Conversion and construction financing represents a new direction in lending by investment banks because it involves higher profit margins, says Andrew Oliver, managing director at Sonnenblick-Goldman Company.
“Many lenders traditionally don’t grant construction loans for condominium conversions; however, after recognizing the great success of these types of projects, they are now shifting into this higher margin business,” Oliver said. “They first did fixed-rate loans, and they started doing floating-rate loans. First, you couldn’t securitize those, and then you could, and this is the next step to get involved in construction loans.”
Oliver recently worked with Bear Stearns to finance two conversion loans in New York, though they will not be securitized.
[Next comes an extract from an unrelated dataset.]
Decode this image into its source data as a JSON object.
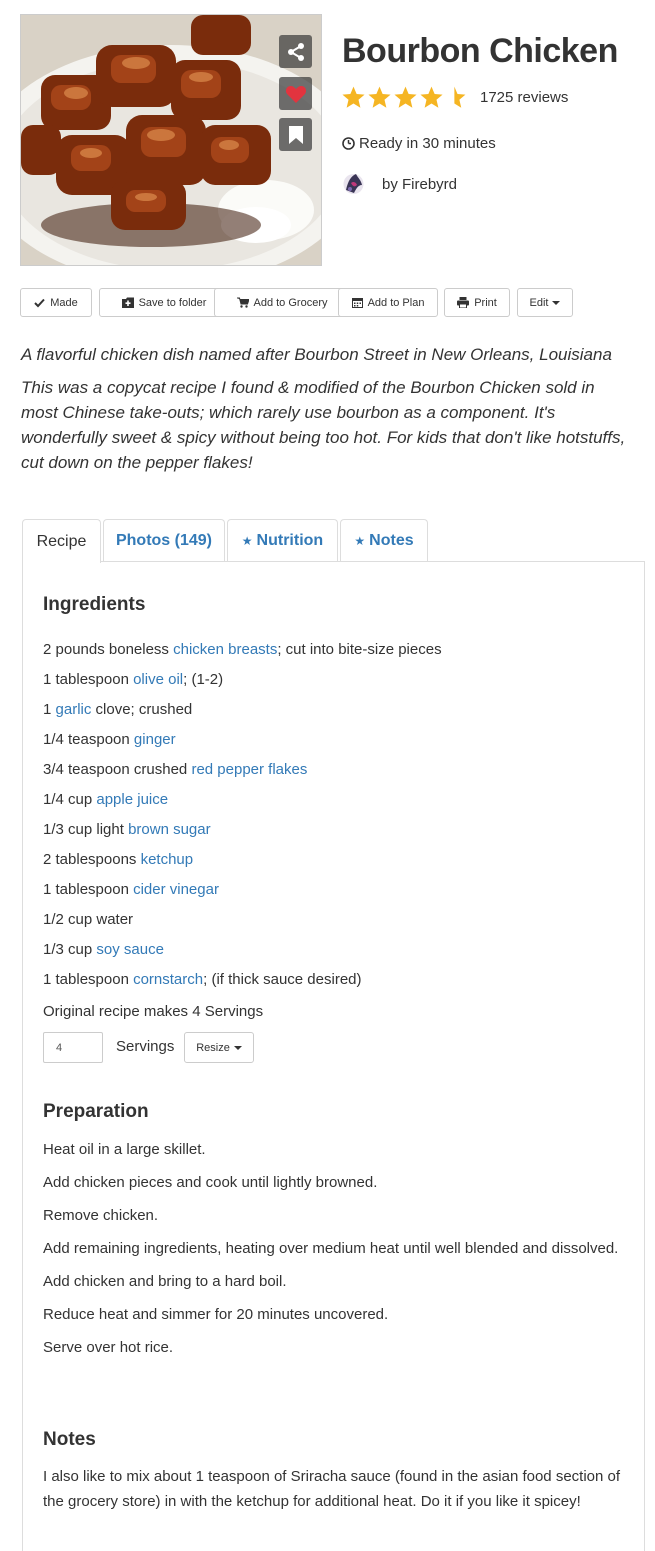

The first was a non-recourse $17 million, 24-month, floating-rate mortgage for the acquisition and conversion of a turn-of-the-century industrial building into 16 high-end condos at 209-211 Hester Street. The second financing, arranged in October, was a $95 million, non-recourse loan to the Westport Group for the acquisition and redevelopment of 650 Sixth Avenue, a six-story loft building in Chelsea.
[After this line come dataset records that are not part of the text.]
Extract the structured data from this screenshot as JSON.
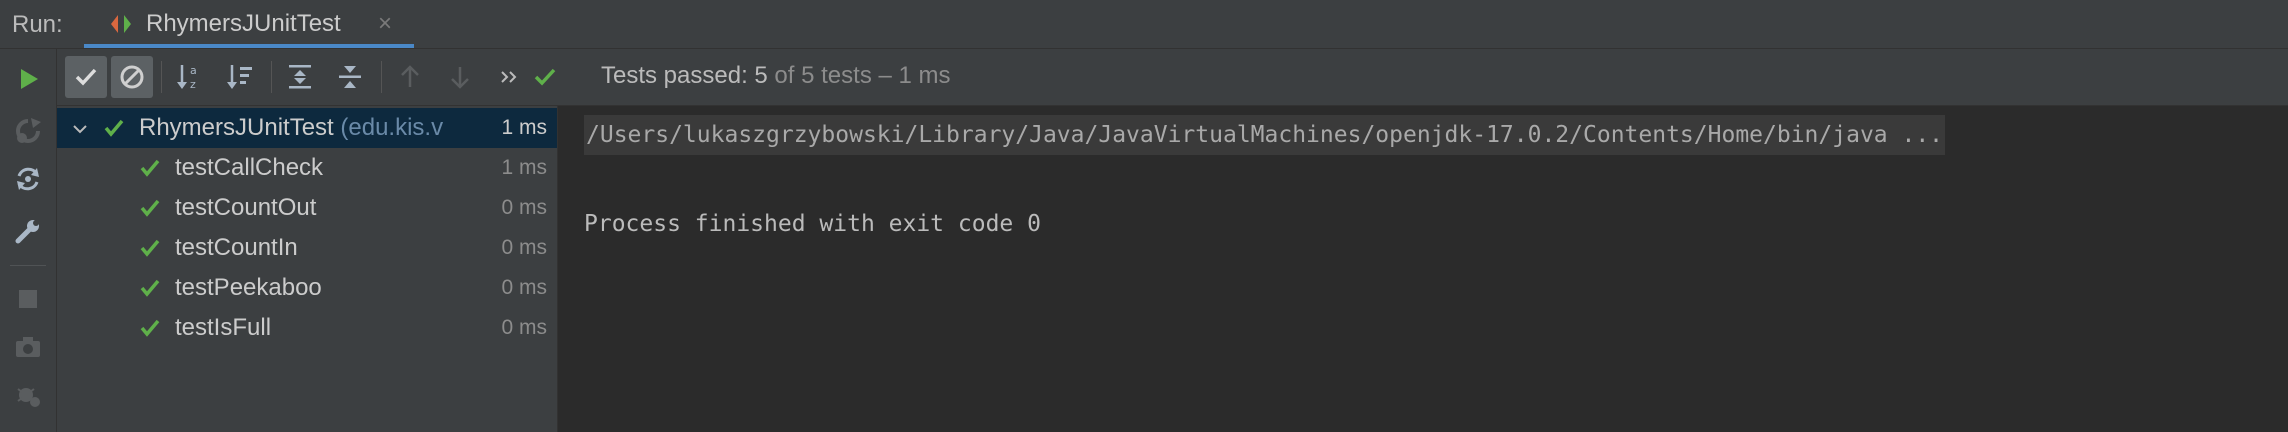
{
  "tabbar": {
    "run_label": "Run:",
    "tab_title": "RhymersJUnitTest",
    "tab_close": "×"
  },
  "lefttools": [
    "run-icon",
    "rerun-failed-icon",
    "toggle-auto-test-icon",
    "wrench-icon",
    "stop-icon",
    "camera-icon",
    "debug-settings-icon"
  ],
  "testbar": {
    "status_passed": "Tests passed: 5",
    "status_of": " of 5 tests – 1 ms",
    "buttons": [
      "show-passed",
      "show-ignored",
      "sort-alphabetically",
      "sort-by-duration",
      "expand-all",
      "collapse-all",
      "previous-failed",
      "next-failed",
      "more"
    ]
  },
  "tree": {
    "root": {
      "name": "RhymersJUnitTest",
      "pkg": " (edu.kis.v",
      "time": "1 ms"
    },
    "items": [
      {
        "name": "testCallCheck",
        "time": "1 ms"
      },
      {
        "name": "testCountOut",
        "time": "0 ms"
      },
      {
        "name": "testCountIn",
        "time": "0 ms"
      },
      {
        "name": "testPeekaboo",
        "time": "0 ms"
      },
      {
        "name": "testIsFull",
        "time": "0 ms"
      }
    ]
  },
  "console": {
    "command": "/Users/lukaszgrzybowski/Library/Java/JavaVirtualMachines/openjdk-17.0.2/Contents/Home/bin/java ...",
    "exit_message": "Process finished with exit code 0"
  },
  "colors": {
    "pass_green": "#5fb04a",
    "selection": "#0d293e",
    "tab_accent": "#4a88c7"
  }
}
While investment banks still want equity up front, they want less than a commercial bank, Oliver said. Also, he added, they’ll loan higher loan-to-value than a commercial bank, as well as non-recourse, meaning the lender has claim only against the partnership as a whole and not against individuals.
“That’s their competitive edge against some of the banks,” Oliver said. “One of the reasons they’re doing this is because the profit margins on typical securitized loans are so thin, and it has become so competitive, this is a way to have a higher profit margin and differentiate themselves with a new product.”
Investment banks push borrowing envelope
In a race to cash in on the hot residential development market, investment banks are pushing the envelope in how much they’ll finance to attract property developers.
Mark Edelstein, a lawyer with Morrison & Foerster who specializes in real estate finance, said some investment banks are advancing the full amount of a construction loan without having the developer put in any equity up front.
Traditionally, after the borrower puts in equity, the construction loan is released in dribs and drabs as the developer needs the money.
“Typically, the investment banks will require some sort of letter of credit instead from the developer,” Edelstein said. “So the borrower says, ‘I’ll put in my equity later, in some other form, but to guarantee that I’ll do that, I’m providing a letter from another bank, and if I don’t put my money in, you can draw on the letter of credit.'”
The arrangement is an unusual one, but one that can be highly advantageous to canny borrowers, he said.
Another type of construction loan done through the commercial mortgage-backed securities market, which has been offered to property developers for a number of years, is a “fully-funded construction loan.”
The Canadian Imperial Bank of Commerce (CIBC), a commercial investment bank which offers this type of loan, advances the construction loan monies into an escrow account, from which the developer draws on a monthly basis. At the end of the project, the bank has a cash-flowing asset that can be securitized.
But one problem for New York City’s residential developers is that CIBC does not finance condominiums.
“Basically, we prefer cash loan properties office buildings, retail, as well as multi-family, but we probably do more retail and office than multi-family,” said Michael Higgins, managing director at CIBC.
Another issue is that negative arbitrage plays a role in New York, meaning the developer has to pay interest on the money in the escrow account. For a large long-term project, that can add up.
But Higgins said the bank works with developers doing larger projects by allowing the interest rate to float and only fixing it in on each monthly advance once it happens.
“We’re very flexible like that, because we can do all types of lending,” Higgins said. “Then the developer can cut down on the negative arbitrage, but he is taking some interest rate risk.”